Lee can count the number of off-speed pitches he threw in his first three outings on one hand – the number is four, by the way, three sliders and one changeup.
He was finding success with his two-seam fastball, which tails down and in on a right-hander, inducing ground balls and swings and misses.
“He’s from down low, so his fastball has a lot of run toward the inside of a righty and down, which is good,” Thurman said. “It’s caused a lot of ground balls.”
He’s been working on his changeup, which he added to his repertoire this offseason, a process he says has been difficult. But it’s improving.
“That pitch is starting to get a lot better,” Thurman said. “He’s starting to be able to place it and throw it for strikes, and also whenever he needs to, to get it down low to where they’ll be able to swing over the top of it.”
But his knee-buckling slider is his moneymaker, the one that’s still — like nearly everything with Lee — in the early stages of development.
Now all that remains to be seen is how long Lee and his slider can remain a secret.
DEVELOPMENT THROUGH THE YEARS
Here’s a year-by-year look at Lee’s development as a pitcher. He was a high school infielder who transitioned to pitching in his freshman year of junior college — and he had a rough go of it. He was cut after his lone season at Southwest Mississippi, and his baseball career was on its last legs at Pearl River. But there, Lee switched to a sidearm delivery, and he’s found new life.
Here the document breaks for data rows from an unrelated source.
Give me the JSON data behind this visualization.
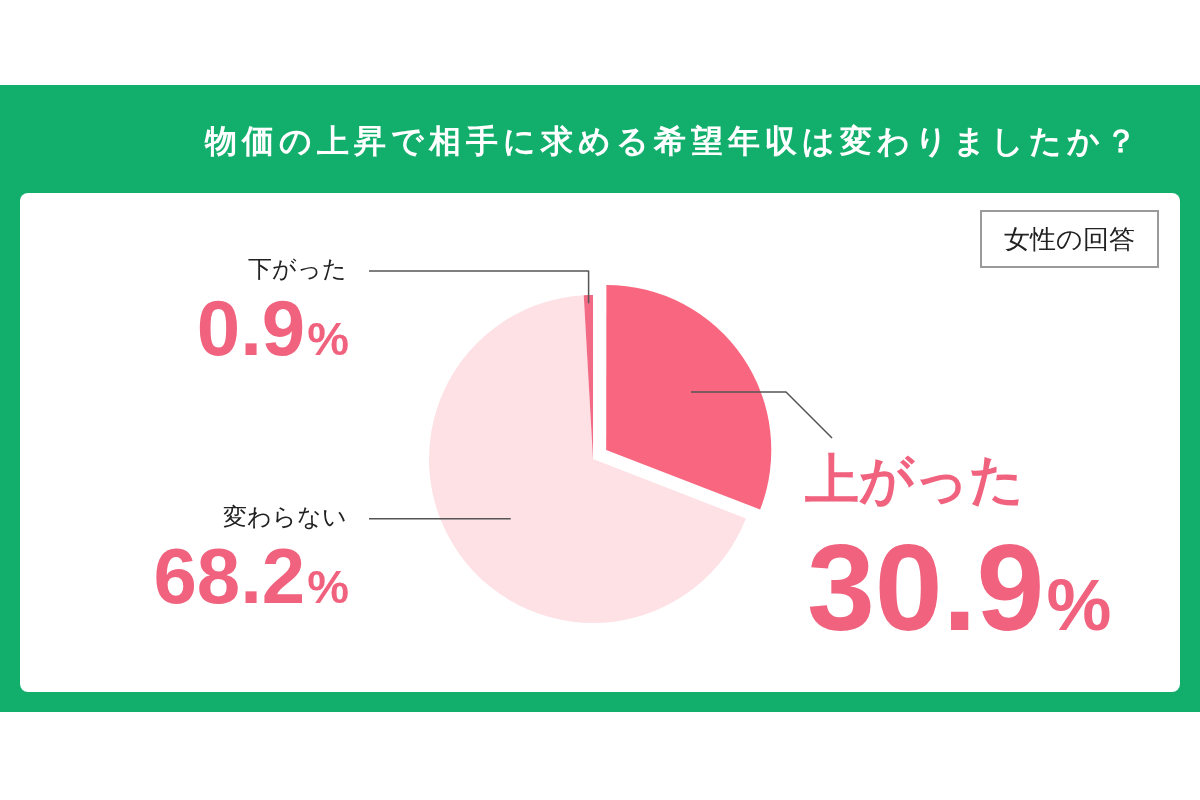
{
  "chart_data": {
    "type": "pie",
    "title": "物価の上昇で相手に求める希望年収は変わりましたか？",
    "annotations": [
      "女性の回答"
    ],
    "categories": [
      "上がった",
      "変わらない",
      "下がった"
    ],
    "values": [
      30.9,
      68.2,
      0.9
    ],
    "colors": [
      "#f8667f",
      "#fde1e5",
      "#f26a84"
    ],
    "value_labels": [
      "30.9%",
      "68.2%",
      "0.9%"
    ]
  }
}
2013 season at Southwest Mississippi CC
1-1, 17.2 IP, 21 H, 22 R, 16 ER, 10 BB, 20 K, 6.34 ERA
2014 season at Pearl River CC
1-2, 36.1 IP, 32 H, 19 R, 11 ER, 15 BB, 26 K, 2.72 ERA, 2 saves
2015 season with the Ragin’ Cajuns
0-0, 10.1 IP, 5 H, 1 R, 1 ER, 2 BB, 11 K, 0.87 ERA, 2 saves
PITCH TO CONTACT — UNLESS THEY CAN’T HIT IT
Lee’s strikeout numbers are at a career-best rate through four appearances, but it’s not specifically what he excels at. Coach Tony Robichaux likes how aggressive he is in the strike zone, where the sinking movement on his other pitches induces plenty of ground ball outs. Here is a game-by-game look at how Lee’s outs break down.
Feb. 14 @ UTSA: 2.1 IP, 1 H, 0 R, 0 BB, 1 K
- Eight batters faced, 3 fly outs, 3 ground outs
Feb. 18 @ Northwestern State: 1.2 IP, 0 H, 0 R, 0 BB, 2 K
- Five batters faced, 3 ground outs
Feb. 20 vs Stony Brook: 3 IP, 1 H, 0 R, 0 BB, 3 K
- 10 batters faced, 1 fly out, 5 ground outs
Feb 24 vs McNeese State: 3.1 IP, 3 H, 1 R, 1 ER, 2 BB, 5 K
- 14 batters faced, 1 fly out, 3 ground outs
Season break down: 37 batters faced, 5 H, 2 BB, 11 K, 5 fly outs, 14 ground outs
That gives Lee a ground ball percentage (ground balls/balls in play) of 58.3 percent. That’s good. It’s a small sample size, and the level of talent is obviously different, but just for a base of reference, if that were being done in the major leagues, it would’ve qualified as the third highest percentage in the league.